New Security Challenges (919M1)

30 credits, Level 7 (Masters)

Autumn teaching

For much of the 20th century, security was defined in terms of the management of armed conflict between sovereign states, either alone or in alliance. With the end of the Cold War, new sources of insecurity were identified and a 'new agenda' for security policy emerged. Links have been drawn between security and previously unrelated phenomenon such as climate change and the spread of infectious diseases like HIV/AIDS. For some moreover, new policy approaches centering upon 'human security' rather than international and national security deepened linkages between security and development. 9/11, subsequent al-Qaeda type terrorism, coalition operations in Iraq, Afghanistan and elsewhere and insurgent action against them further highlighted the relation between non-state actors, transnational networks, 'weak' or 'failed' states and the pursuit of security.

This wider agenda has seen an expansion of the kind of organisations and forms of expertise involved in security policy and practice, traditionally understood to be the preserve of state governments.

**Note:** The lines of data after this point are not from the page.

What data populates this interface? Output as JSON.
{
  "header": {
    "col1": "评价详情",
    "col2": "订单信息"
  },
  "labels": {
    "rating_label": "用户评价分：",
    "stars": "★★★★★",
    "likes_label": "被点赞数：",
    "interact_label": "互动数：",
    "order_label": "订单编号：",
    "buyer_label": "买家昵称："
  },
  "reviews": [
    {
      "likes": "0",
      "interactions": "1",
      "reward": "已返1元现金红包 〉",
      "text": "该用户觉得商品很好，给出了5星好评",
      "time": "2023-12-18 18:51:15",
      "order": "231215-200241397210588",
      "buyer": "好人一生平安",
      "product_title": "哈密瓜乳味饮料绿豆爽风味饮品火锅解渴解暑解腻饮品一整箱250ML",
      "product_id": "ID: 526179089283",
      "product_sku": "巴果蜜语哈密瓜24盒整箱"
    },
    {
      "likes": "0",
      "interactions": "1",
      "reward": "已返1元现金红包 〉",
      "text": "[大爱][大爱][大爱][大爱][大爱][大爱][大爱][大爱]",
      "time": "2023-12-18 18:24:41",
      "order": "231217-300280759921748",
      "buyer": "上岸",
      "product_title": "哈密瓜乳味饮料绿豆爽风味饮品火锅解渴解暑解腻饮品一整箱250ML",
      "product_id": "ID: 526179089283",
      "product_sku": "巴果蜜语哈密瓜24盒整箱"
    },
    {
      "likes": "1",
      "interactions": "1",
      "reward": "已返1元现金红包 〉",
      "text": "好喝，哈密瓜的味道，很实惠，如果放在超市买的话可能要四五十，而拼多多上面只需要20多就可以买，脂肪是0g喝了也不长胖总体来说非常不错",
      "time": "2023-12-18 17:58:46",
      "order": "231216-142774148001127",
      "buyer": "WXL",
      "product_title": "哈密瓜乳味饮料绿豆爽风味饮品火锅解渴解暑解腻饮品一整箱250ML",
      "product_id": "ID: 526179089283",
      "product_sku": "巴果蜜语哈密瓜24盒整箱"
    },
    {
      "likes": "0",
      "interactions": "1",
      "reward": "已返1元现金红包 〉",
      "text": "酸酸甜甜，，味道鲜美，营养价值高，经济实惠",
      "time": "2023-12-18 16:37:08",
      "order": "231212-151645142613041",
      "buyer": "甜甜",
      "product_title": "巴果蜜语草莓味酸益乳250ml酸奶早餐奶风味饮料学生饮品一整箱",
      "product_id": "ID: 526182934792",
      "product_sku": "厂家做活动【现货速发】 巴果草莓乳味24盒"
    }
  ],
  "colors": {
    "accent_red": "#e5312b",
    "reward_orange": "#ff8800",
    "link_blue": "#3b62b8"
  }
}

Growing awareness of the dependence of conflict resolution and post-conflict stabilisation on local development and capacity building, for example, has meant increased emphasis on the role of humanitarian and development agencies. 9/11 and subsequent terrorism have also served to highlight the vulnerability of businesses and civilians, raising questions about where responsibility for security provision resides. The potential vulnerability of these actors and agencies meanwhile, has meant an expansion in private-sector security providers, whose services extend from intelligence analysis through to close protection.

Engaging this wide and constantly changing field, New Security Challenges offers an advanced overview of ten contemporary security topics. Each week, the course focuses on a particular issue, the form of threat involved and how institutions and policy makers have sought to respond.


33%: Lecture
67%: Practical (Workshop)


100%: Written assessment (Essay)

Contact hours and workload

This module is approximately 300 hours of work. This breaks down into about 33 hours of contact time and about 267 hours of independent study. The University may make minor variations to the contact hours for operational reasons, including timetabling requirements.

We regularly review our modules to incorporate student feedback, staff expertise, as well as the latest research and teaching methodology. We’re planning to run these modules in the academic year 2023/24. However, there may be changes to these modules in response to COVID-19, staff availability, student demand or updates to our curriculum. We’ll make sure to let our applicants know of material changes to modules at the earliest opportunity.